Poul Anderson, The Stars Are Also Fire, 19.
By "...a muddy remnant of the Salton Sea...," (p. 243) a community of Drylanders, whose ancestors had been engineered to live in the then advancing deserts, occupies hemispherical buildings while cultivated metamorphic plants, designed to thrive in desert conditions, produce food, fiber, fuel and pharmaceuticals. Although the rollback of the deserts has deprived the Drylanders of their original purpose, this particular community seeks:
"...to expiate man's sins against Mother Earth..." (p. 244)

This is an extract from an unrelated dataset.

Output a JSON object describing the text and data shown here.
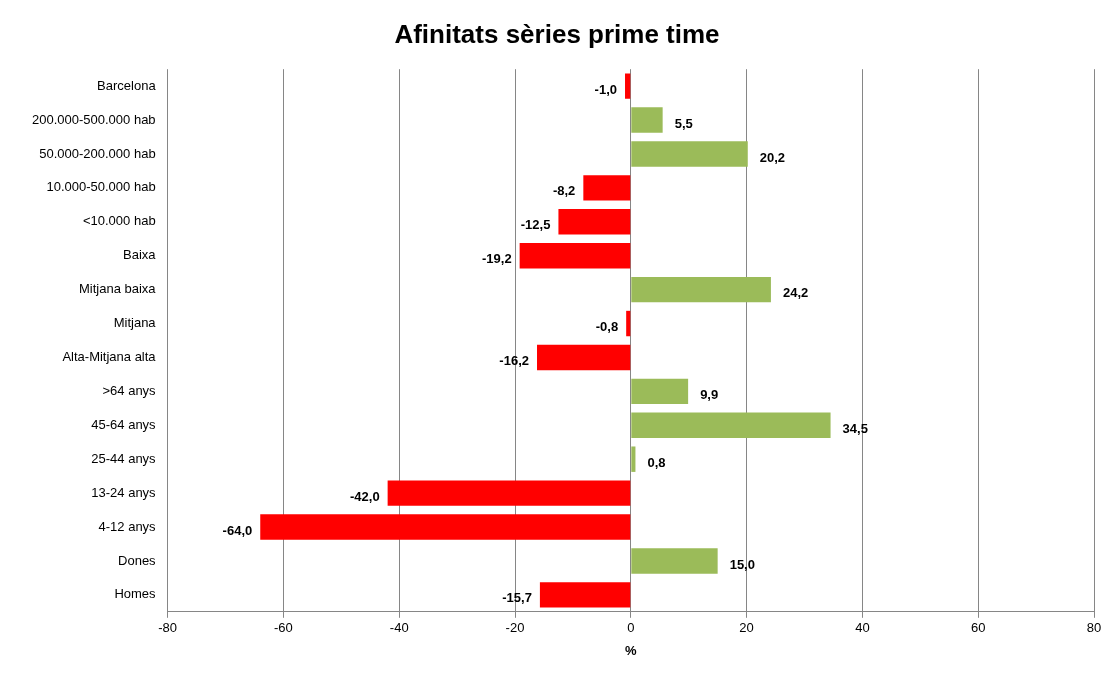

Members pool their credit to buy what they cannot produce or trade for. Rather than evolutionary dead ends, these and other metamorphs are potentially a new and diverse phase of humanity, I think.
3 comments:
Kaor, Paul!
What I wonder is whether it is even technically possible to use genetic engineering to create metamorphs like the Drylanders.
Sean
Humans already live anywhere from the hottest deserts to tundra. We adapt by using technology & the plants and animals that are already adapted. A specific modification of humans for deserts seems redundant. Use camels and maybe genetically engineer plants to grow on even less water than the most drought resistant current crops and still produce humanly edible food.
Kaor, Jim!
That makes sense to me. With no need to genetically engineer humans!